COMMÉMORATION AU JARDIN DU LUXEMBOURG
Ce mardi 10 mai, se tenait la « Journée des mémoires et de réflexion sur la traite, l’esclavage et leurs abolitions ». La quasi-totalité du gouvernement français, le président de la République, le président du Sénat et de nombreux parlementaires, ont participé à une cérémonie de commémoration au Jardin du Luxembourg, dans le sixième arrondissement de la capitale.
La cérémonie d’hommage s’est ouverte et a été conclue au son du maloya. La Réunionnaise Christine Salem a interprété à deux reprises un chant de cette musique traditionnelle de son île. Interdit et réprimé jusque dans les années 80, c’était le chant des esclaves. Cette fois, pour l’écouter et rendre hommage aux figures de la lutte pour la liberté, le président de la République Emmanuel Macron a fait le déplacement, entouré de son gouvernement presque au complet : pas moins d’une vingtaine de ministres étaient présents dans la tribune officielle ainsi que de très nombreux élus, députés et sénateurs.
La journée nationale du 10 mai a été instaurée par la loi mémorielle de Christiane Taubira, adoptée en mai 2001 : il s’agissait autant de rappeler que l’esclavage et la traite ont constitué un crime contre l’humanité que d’instituer un jour national de mémoire et de recueillement.
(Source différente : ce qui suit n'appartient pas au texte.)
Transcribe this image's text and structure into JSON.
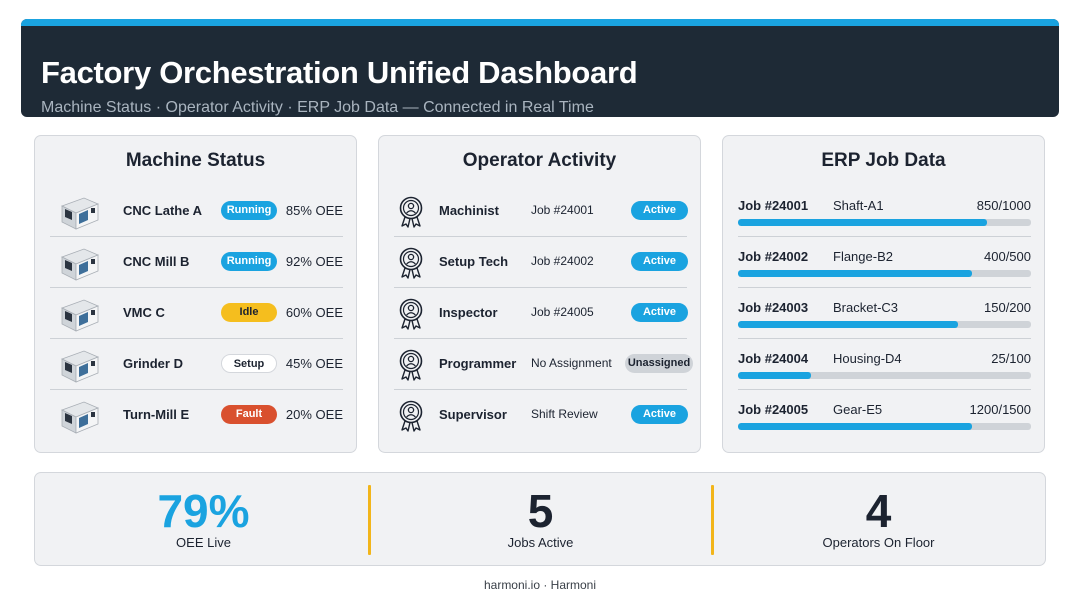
{
  "header": {
    "title": "Factory Orchestration Unified Dashboard",
    "subtitle": "Machine Status · Operator Activity · ERP Job Data — Connected in Real Time"
  },
  "colors": {
    "header_bg": "#1e2a36",
    "accent_blue": "#1aa3e0",
    "idle_yellow": "#f5be1e",
    "fault_red": "#d9502e",
    "divider_gold": "#f2b51a"
  },
  "machine_status": {
    "title": "Machine Status",
    "machines": [
      {
        "name": "CNC Lathe A",
        "status": "Running",
        "oee": "85% OEE",
        "icon": "cnc-lathe-icon"
      },
      {
        "name": "CNC Mill B",
        "status": "Running",
        "oee": "92% OEE",
        "icon": "cnc-mill-icon"
      },
      {
        "name": "VMC C",
        "status": "Idle",
        "oee": "60% OEE",
        "icon": "vmc-icon"
      },
      {
        "name": "Grinder D",
        "status": "Setup",
        "oee": "45% OEE",
        "icon": "grinder-icon"
      },
      {
        "name": "Turn-Mill E",
        "status": "Fault",
        "oee": "20% OEE",
        "icon": "turn-mill-icon"
      }
    ]
  },
  "operator_activity": {
    "title": "Operator Activity",
    "operators": [
      {
        "role": "Machinist",
        "assignment": "Job #24001",
        "status": "Active"
      },
      {
        "role": "Setup Tech",
        "assignment": "Job #24002",
        "status": "Active"
      },
      {
        "role": "Inspector",
        "assignment": "Job #24005",
        "status": "Active"
      },
      {
        "role": "Programmer",
        "assignment": "No Assignment",
        "status": "Unassigned"
      },
      {
        "role": "Supervisor",
        "assignment": "Shift Review",
        "status": "Active"
      }
    ]
  },
  "erp_job_data": {
    "title": "ERP Job Data",
    "jobs": [
      {
        "job": "Job #24001",
        "part": "Shaft-A1",
        "qty": "850/1000",
        "progress": 0.85
      },
      {
        "job": "Job #24002",
        "part": "Flange-B2",
        "qty": "400/500",
        "progress": 0.8
      },
      {
        "job": "Job #24003",
        "part": "Bracket-C3",
        "qty": "150/200",
        "progress": 0.75
      },
      {
        "job": "Job #24004",
        "part": "Housing-D4",
        "qty": "25/100",
        "progress": 0.25
      },
      {
        "job": "Job #24005",
        "part": "Gear-E5",
        "qty": "1200/1500",
        "progress": 0.8
      }
    ]
  },
  "kpis": [
    {
      "value": "79%",
      "label": "OEE Live",
      "color": "#1aa3e0"
    },
    {
      "value": "5",
      "label": "Jobs Active",
      "color": "#1c2330"
    },
    {
      "value": "4",
      "label": "Operators On Floor",
      "color": "#1c2330"
    }
  ],
  "footer": "harmoni.io · Harmoni"
}
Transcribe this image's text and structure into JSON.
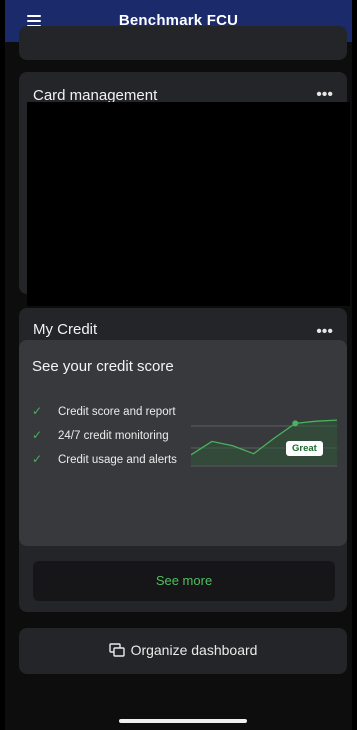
{
  "app": {
    "title": "Benchmark FCU"
  },
  "card_management": {
    "title": "Card management",
    "menu_label": "•••"
  },
  "my_credit": {
    "title": "My Credit",
    "menu_label": "•••",
    "heading": "See your credit score",
    "features": [
      "Credit score and report",
      "24/7 credit monitoring",
      "Credit usage and alerts"
    ],
    "badge": "Great",
    "see_more": "See more"
  },
  "organize": {
    "label": "Organize dashboard",
    "icon": "cards-stack-icon"
  },
  "colors": {
    "topbar": "#1a2a6a",
    "accent_green": "#47b35a",
    "card": "#242528",
    "panel": "#38393d"
  },
  "chart_data": {
    "type": "line",
    "x": [
      0,
      1,
      2,
      3,
      4,
      5,
      6,
      7
    ],
    "values": [
      1,
      2.2,
      1.8,
      1.1,
      2.5,
      3.8,
      4.0,
      4.1
    ],
    "ylim": [
      0,
      5
    ],
    "highlight_index": 5,
    "title": "",
    "xlabel": "",
    "ylabel": ""
  }
}
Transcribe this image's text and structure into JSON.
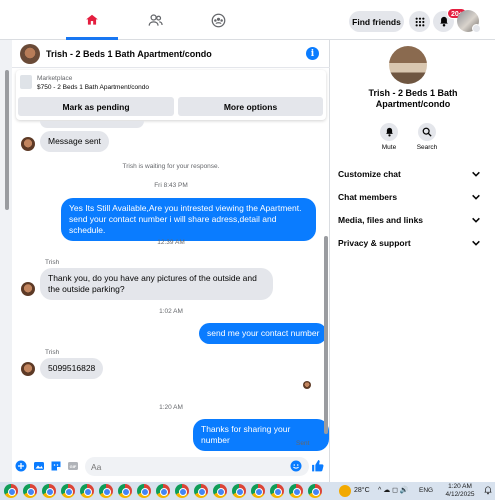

Cette année, entre le scrutin présidentiel et les élections législatives, le calendrier mémoriel a percuté l’agenda politique. Le score très élevé de Marine Le Pen au second tour de l’élection présidentielle, il y a deux semaines à peine, est dans toutes les têtes.
Le sénateur de Guyane, Georges Patient, est venu à cette cérémonie pour faire passer un message : « Travailler sur la mémoire collective, sur nos identités, est important parce que voir Marine Le Pen faire un tel score dans l’Outre-mer prouve que nous n’avons pas assez travaillé sur cette histoire commune, déplore-t-il. Je ne juge pas, je ne suis pas en colère, mais je suis venu pour rappeler à beaucoup de nos compatriotes ce qu’est notre histoire, ce qu’est l’esclavage et les énormités que profère le Rassemblement national et les Le Pen en particulier. »
« Une demande de respect »
Ce positionnement de non-jugement et d’écoute de la colère qui couve dans les territoires français marqués par l’esclavage est partagé par la grande majorité des responsables politiques participant à cette cérémonie de commémoration. Jean-Marc Ayrault, ancien premier ministre de François Hollande, est l’actuel président de la Fondation pour la mémoire de l’esclavage, l’un des organisateurs de cette journée nationale du 10 mai. Pour lui, « les société antillaises et réunionnaises, les sociétés marquées par l’esclavage, sont encore traversées par cette mémoire douloureuse. L’aspiration au respect, à la reconnaissance, à la justice, s’exprime sous différentes formes, y compris sous forme de cri, y compris électoral. Il faut l’entendre, il faut entendre cet appel à la République parce que si on ne l’écoute pas, si on ne met pas en œuvre concrètement la devise de la République, on risque de laisser une distance s’installer. »
Emmanuel Macron n’a pas pris la parole. Avec les membres du gouvernement et les élus présents, ils ont écouté des extraits de textes relatifs à cette période douloureuse, lus par des écoliers. Parmi les textes lus, le roman d’André Schwarz-Bart, « La mulâtresse Solitude ». Cette figure romanesque et historique de la lutte pour la liberté est à l’honneur cette année : elle a été exécutée il y 220 ans. Une statue la représentant en héroïne de la liberté a été dévoilée dans le 17è arrondissement de Paris.
Hommage aux figures de la lutte pour la liberté, transmission de cette histoire à la jeunesse : voilà les angles de communication de l’exécutif, au beau milieu de ce carrefour politique et électoral.
C’est aussi là qu’il faut chercher les raisons de la discrétion relative du président réélu et du fait qu’il n’a pas fait de discours : alors que ce gouvernement vit ses dernières heures puisqu’il devrait être démissionnaire d’ici la fin de la semaine, le pouvoir ne voulait pas donner l’image d’une récupération politicienne.